Really establishing a chore routine requires a consistency that we can rarely achieve at our house. The one area where we achieve that is the horse barn. Every morning, before school, we go to the barn to help with whatever feeding and mucking is required (it varies by season and weather). Three things make this work: it happens every weekday at the same time; I’m working, too; and the job has to be done. It’s the essence of routine, and it gets more difficult (and the complaining increases) in the summer or any time the routine is interrupted.

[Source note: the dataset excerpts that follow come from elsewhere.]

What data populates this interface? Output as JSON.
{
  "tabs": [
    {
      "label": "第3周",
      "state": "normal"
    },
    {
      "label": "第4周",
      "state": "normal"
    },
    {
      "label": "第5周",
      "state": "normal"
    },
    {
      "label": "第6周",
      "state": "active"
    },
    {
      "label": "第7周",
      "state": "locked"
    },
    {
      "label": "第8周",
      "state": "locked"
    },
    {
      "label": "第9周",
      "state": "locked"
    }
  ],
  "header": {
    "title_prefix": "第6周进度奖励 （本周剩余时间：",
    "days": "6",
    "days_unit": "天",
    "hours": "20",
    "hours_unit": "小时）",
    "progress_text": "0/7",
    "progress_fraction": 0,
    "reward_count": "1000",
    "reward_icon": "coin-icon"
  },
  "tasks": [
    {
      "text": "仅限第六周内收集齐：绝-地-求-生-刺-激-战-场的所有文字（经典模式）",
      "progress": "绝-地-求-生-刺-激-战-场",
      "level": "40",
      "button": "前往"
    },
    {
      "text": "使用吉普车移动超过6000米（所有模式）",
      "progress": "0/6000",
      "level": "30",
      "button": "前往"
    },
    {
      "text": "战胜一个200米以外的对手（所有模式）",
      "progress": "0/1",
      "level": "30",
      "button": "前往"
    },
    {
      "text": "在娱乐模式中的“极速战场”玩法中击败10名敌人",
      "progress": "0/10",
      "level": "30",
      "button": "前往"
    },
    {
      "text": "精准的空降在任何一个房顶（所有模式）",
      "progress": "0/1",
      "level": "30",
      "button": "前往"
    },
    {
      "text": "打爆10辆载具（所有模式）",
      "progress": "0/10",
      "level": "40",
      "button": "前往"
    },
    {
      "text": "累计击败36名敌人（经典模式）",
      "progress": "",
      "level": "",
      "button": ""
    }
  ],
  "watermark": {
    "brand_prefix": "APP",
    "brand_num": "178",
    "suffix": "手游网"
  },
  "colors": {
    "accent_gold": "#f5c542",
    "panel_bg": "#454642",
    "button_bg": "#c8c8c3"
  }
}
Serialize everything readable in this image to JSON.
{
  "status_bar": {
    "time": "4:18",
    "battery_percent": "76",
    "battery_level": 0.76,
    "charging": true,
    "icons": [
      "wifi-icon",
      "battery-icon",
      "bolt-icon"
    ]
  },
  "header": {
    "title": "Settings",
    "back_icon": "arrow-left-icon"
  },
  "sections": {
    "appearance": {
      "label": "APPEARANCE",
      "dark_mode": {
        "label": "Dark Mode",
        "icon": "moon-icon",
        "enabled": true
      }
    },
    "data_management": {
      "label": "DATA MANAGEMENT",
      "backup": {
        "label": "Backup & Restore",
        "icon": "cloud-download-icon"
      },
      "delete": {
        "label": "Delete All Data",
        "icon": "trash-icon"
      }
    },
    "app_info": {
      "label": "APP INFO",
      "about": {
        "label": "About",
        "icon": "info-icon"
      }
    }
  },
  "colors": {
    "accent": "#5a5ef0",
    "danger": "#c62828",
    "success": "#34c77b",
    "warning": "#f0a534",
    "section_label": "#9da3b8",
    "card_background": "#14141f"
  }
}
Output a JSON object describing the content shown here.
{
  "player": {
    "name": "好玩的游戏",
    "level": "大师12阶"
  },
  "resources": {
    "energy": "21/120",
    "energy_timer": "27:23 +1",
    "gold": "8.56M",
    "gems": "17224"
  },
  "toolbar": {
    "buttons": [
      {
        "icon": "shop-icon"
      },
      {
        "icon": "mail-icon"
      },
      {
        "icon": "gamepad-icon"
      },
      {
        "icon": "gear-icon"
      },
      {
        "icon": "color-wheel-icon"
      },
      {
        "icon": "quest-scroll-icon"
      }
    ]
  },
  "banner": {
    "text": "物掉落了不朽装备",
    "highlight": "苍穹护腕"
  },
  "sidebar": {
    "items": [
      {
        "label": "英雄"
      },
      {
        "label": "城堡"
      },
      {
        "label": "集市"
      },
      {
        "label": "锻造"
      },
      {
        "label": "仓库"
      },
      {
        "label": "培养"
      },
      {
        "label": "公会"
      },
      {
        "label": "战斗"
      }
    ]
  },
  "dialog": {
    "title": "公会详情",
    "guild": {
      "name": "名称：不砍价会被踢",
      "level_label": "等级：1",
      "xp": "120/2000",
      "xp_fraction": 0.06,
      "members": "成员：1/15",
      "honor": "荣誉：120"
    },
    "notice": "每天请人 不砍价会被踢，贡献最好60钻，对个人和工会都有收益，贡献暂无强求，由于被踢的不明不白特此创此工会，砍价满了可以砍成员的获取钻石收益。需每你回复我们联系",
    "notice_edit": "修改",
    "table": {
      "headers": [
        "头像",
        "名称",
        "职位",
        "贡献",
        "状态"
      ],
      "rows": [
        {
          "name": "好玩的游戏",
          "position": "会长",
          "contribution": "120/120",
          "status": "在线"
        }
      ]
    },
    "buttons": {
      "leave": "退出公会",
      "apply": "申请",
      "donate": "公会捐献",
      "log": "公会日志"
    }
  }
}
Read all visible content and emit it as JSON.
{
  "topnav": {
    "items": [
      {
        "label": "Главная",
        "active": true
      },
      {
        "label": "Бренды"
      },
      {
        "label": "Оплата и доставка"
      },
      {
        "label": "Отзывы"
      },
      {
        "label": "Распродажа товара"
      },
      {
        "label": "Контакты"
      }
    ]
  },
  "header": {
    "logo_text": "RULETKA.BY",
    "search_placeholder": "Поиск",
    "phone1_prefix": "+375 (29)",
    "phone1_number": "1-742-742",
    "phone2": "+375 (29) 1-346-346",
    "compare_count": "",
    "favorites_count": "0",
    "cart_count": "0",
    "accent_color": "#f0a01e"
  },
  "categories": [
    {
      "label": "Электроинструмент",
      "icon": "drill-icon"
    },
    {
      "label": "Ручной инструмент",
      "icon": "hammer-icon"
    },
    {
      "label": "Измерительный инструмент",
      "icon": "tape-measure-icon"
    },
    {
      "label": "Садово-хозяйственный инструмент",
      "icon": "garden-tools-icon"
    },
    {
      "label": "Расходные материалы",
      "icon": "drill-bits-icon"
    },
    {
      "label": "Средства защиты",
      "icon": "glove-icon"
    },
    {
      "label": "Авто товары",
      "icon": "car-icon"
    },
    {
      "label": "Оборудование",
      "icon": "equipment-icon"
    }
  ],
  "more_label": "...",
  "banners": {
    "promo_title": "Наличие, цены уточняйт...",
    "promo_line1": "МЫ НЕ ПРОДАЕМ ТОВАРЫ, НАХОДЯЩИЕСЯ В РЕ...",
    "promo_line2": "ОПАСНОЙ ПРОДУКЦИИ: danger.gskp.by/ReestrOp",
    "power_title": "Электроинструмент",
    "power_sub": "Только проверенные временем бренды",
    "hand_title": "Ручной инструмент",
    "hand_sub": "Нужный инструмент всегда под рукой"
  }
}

When it comes to household chores, though, the routine is always changing, which meant we needed to find consistency in something else. After interviewing parents for this chapter, I made changes to my expectations for my kids, and for myself and my spouse. First, my husband and I agreed: chores matter, and we’re going to expect that they’re done, even when there is homework, even when there are sports, even when it would be far easier to just do it ourselves. Then, we changed our approach. Each child has one significant chore for the year (making lunches, feeding household animals, emptying the dishwasher, or taking out the trash nightly). The remaining chores—the before- and after-dinner ones—rotate monthly instead of weekly, and the children sat down and agreed on how the after-dinner cleanup, in particular, could be fairly divided. It’s early days yet, but the shift seems to be working. There’s somehow more gravitas to “this is your September chore” than there is to “it’s your turn to clear the table.” Still, there is complaining, and there is forgetting, and there is always some degree of resentment that someone else’s load is somehow lighter.

Accepting those things—that this takes time, that it’s important enough to make the time, and that no matter what we say or do, our children are going to complain—made us a lot happier. We expect to remind our children about their chores, and we don’t feel like failed parents every time we do it, which helps us to skip the yelling and just say it again. We expect to need to give direction and to periodically require that a chore done poorly be done over. It’s our job to teach them to do theirs.

What’s consistent isn’t the chores, or their timing, or what it takes to get the children to get the work done. It’s something we control: our expectation that our children will help us daily as well as when we ask and that they’ll do their jobs right. When we make that the focus, as opposed to their memory or their attitude, we can feel good about what we’re doing even when things don’t seem to be going so well.